In this visualization, we use passenger Age as the $x$ -axis and Fare as the $y$ -axis. The Gaussian process regression model's predictions for survival probability are mapped to the $z$ -axis. The result is a three-dimensional surface plot that illustrates how the survival probability varies across different combinations of age and fare values.

Heatmap

The heatmap is another valuable visualization that simplifies the understanding of survival probability. In this heatmap, we represent passenger age and fare as coordinates. The color intensity in each cell of the heatmap corresponds to the predicted survival probability for passengers with specific age and fare values.
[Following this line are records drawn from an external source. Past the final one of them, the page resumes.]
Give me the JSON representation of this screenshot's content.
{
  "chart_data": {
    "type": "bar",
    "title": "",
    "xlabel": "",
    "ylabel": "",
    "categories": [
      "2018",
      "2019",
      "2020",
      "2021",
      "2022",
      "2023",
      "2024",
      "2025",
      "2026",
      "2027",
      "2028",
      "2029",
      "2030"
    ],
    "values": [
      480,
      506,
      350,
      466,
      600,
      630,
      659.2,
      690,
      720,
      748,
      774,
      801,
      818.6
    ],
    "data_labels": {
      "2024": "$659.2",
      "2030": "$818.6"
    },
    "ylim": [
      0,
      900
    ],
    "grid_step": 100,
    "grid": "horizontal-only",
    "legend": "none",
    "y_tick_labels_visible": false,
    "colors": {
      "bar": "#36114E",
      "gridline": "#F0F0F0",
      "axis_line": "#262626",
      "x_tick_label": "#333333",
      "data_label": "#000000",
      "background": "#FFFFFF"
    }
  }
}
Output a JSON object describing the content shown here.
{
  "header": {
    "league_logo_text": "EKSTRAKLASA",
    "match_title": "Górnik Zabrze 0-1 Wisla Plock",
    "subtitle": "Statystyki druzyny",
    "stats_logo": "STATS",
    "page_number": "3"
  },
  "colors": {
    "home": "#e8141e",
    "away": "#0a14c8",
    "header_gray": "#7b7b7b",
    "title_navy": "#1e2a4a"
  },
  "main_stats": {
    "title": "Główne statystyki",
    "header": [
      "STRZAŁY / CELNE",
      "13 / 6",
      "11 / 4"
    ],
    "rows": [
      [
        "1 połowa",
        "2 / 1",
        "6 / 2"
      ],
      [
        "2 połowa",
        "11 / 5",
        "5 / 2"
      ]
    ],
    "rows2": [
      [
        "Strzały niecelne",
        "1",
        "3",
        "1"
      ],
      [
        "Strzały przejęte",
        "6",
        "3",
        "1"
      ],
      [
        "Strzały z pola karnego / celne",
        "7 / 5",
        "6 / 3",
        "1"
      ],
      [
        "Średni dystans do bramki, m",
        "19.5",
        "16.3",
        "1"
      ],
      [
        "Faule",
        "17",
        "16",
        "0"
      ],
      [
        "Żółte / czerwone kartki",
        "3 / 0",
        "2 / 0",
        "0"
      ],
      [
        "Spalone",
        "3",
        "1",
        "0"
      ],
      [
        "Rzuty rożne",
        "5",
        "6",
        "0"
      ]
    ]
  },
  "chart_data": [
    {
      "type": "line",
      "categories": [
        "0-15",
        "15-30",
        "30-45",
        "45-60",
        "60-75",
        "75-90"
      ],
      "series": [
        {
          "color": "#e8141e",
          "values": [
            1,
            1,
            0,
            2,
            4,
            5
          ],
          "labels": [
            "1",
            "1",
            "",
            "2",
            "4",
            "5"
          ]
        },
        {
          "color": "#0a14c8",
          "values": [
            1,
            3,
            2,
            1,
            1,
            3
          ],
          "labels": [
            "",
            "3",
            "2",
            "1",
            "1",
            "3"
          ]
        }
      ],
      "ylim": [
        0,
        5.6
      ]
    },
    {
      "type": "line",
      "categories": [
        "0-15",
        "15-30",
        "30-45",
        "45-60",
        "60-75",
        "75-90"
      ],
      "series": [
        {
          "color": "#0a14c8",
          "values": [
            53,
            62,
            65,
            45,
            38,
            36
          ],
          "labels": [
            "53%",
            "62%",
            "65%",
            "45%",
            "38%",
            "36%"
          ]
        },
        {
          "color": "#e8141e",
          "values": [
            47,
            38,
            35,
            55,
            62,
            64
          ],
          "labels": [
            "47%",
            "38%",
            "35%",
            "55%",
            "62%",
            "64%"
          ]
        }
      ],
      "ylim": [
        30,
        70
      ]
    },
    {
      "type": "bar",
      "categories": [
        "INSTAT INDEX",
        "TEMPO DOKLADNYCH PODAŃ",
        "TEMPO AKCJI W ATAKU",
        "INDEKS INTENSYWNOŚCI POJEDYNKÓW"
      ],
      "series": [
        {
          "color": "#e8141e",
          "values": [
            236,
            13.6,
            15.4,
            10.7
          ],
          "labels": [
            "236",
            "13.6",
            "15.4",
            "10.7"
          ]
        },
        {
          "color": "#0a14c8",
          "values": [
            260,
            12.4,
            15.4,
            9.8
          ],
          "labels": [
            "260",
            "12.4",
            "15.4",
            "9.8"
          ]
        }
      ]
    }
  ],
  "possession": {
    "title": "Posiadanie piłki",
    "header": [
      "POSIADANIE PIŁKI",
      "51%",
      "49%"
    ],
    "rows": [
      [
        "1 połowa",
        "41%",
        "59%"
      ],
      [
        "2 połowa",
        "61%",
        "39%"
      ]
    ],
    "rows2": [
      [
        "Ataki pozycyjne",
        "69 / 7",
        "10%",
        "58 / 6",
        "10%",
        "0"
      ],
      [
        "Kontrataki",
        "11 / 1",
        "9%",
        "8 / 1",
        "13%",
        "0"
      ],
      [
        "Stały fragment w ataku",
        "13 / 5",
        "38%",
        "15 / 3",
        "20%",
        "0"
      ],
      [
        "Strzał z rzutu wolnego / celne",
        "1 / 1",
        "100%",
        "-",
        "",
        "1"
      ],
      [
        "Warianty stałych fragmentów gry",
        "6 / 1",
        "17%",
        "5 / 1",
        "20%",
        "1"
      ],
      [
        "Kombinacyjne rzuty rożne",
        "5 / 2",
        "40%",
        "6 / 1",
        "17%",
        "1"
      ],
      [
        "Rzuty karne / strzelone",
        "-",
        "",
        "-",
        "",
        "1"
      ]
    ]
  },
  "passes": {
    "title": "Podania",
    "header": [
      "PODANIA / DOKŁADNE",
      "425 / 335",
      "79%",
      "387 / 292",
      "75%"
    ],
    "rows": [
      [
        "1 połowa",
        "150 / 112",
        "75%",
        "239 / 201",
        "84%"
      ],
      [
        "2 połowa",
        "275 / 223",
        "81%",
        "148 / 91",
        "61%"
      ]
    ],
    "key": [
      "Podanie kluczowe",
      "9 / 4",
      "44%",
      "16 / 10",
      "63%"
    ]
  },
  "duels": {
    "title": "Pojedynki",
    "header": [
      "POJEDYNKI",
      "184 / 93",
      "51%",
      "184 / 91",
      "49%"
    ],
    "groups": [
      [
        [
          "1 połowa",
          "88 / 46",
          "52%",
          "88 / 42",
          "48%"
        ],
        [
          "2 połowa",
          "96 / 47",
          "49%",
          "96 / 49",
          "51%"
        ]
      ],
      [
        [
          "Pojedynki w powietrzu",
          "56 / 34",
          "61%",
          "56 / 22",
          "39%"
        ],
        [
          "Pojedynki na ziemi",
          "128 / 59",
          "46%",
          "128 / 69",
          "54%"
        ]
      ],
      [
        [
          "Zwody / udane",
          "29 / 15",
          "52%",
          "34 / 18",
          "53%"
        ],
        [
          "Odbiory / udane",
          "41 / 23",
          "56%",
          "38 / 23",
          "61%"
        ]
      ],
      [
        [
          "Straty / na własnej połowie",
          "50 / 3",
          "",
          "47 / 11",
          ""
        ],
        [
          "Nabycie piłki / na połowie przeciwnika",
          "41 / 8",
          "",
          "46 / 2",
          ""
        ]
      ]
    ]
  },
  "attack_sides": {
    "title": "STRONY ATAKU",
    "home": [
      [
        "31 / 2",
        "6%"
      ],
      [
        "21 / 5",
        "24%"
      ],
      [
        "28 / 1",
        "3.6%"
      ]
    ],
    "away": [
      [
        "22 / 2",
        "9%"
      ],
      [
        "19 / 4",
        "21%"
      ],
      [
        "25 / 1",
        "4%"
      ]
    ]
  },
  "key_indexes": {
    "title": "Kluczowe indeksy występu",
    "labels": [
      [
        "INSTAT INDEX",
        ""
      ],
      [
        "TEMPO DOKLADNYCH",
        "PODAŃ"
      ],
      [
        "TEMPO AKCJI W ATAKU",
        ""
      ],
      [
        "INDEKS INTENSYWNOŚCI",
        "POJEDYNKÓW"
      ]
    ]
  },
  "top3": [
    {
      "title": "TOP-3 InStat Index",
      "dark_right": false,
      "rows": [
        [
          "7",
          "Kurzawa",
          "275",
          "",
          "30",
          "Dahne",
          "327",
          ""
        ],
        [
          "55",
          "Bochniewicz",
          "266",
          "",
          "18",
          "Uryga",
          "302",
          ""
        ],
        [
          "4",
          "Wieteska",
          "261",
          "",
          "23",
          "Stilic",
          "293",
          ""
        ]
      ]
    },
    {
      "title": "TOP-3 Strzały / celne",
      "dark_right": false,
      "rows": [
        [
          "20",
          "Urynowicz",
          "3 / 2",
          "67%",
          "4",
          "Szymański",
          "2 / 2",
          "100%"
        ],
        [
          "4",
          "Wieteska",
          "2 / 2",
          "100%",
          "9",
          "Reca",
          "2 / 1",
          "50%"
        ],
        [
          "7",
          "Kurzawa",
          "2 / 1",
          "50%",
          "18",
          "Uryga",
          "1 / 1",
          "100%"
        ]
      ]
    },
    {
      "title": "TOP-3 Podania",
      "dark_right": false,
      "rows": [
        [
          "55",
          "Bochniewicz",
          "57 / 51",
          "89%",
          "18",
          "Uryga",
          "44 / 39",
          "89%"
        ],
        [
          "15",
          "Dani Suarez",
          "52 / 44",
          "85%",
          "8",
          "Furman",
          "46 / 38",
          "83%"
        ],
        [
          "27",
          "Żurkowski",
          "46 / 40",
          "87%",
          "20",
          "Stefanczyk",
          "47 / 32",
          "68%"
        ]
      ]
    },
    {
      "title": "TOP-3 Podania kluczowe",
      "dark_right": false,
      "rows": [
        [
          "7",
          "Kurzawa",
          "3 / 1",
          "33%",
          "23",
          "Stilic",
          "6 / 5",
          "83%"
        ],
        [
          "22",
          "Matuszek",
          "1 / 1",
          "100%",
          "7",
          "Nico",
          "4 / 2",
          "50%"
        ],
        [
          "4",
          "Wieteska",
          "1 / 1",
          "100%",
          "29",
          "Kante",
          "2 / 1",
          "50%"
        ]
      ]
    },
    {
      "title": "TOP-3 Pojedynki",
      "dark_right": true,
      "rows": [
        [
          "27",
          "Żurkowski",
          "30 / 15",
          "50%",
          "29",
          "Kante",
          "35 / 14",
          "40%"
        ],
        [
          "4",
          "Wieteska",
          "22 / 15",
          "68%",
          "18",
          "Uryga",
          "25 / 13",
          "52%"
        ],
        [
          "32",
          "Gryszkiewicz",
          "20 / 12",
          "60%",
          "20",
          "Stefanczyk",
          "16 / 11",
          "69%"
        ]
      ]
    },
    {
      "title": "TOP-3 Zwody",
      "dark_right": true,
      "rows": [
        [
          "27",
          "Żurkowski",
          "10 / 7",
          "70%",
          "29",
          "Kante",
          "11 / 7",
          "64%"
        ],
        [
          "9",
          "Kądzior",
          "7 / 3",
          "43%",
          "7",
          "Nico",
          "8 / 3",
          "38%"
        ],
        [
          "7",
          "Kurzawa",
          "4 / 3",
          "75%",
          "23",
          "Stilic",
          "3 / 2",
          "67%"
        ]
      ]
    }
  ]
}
The heatmap provides a two-dimensional representation of the survival probability. It visually emphasizes areas of interest, such as higher survival rates for specific age groups or fare ranges. For instance, it can reveal that children tend to have a higher survival rate, as indicated by brighter regions on the heatmap.

Discussion

The results of our Gaussian process regression model on the Titanic dataset are promising but leave room for further improvement. The accuracy scores, both on the full dataset and the test dataset, indicate that the model is reasonably effective at predicting passenger survival based on age and fare. However, there are several points to consider:

Feature Selection: Our model used only two features, "Age" and "Fare," for prediction. Exploring additional features, such as "Pclass" or "Embarked," could potentially enhance the model's predictive power.
Hyperparameter Tuning: Fine-tuning the kernel parameters of the Gaussian process, such as the length scale of the RBF kernel, might lead to improved results. Hyperparameter optimization can be applied to achieve a better fit to the data.
Data Imbalance: The Titanic dataset may suffer from class imbalance, with more non-survivors than survivors. Techniques like oversampling, undersampling, or the use of different evaluation metrics may help address this issue.
Model Interpretability: Gaussian process models provide a measure of uncertainty, which can be valuable for decision-making. Understanding and visualizing the uncertainty in predictions can provide additional insights.

In summary, while the Gaussian process regression model shows promise in predicting passenger survival, there are avenues for further exploration and enhancement to achieve even better results. This includes feature engineering, hyperparameter tuning, and addressing class imbalance to create a more robust predictive model.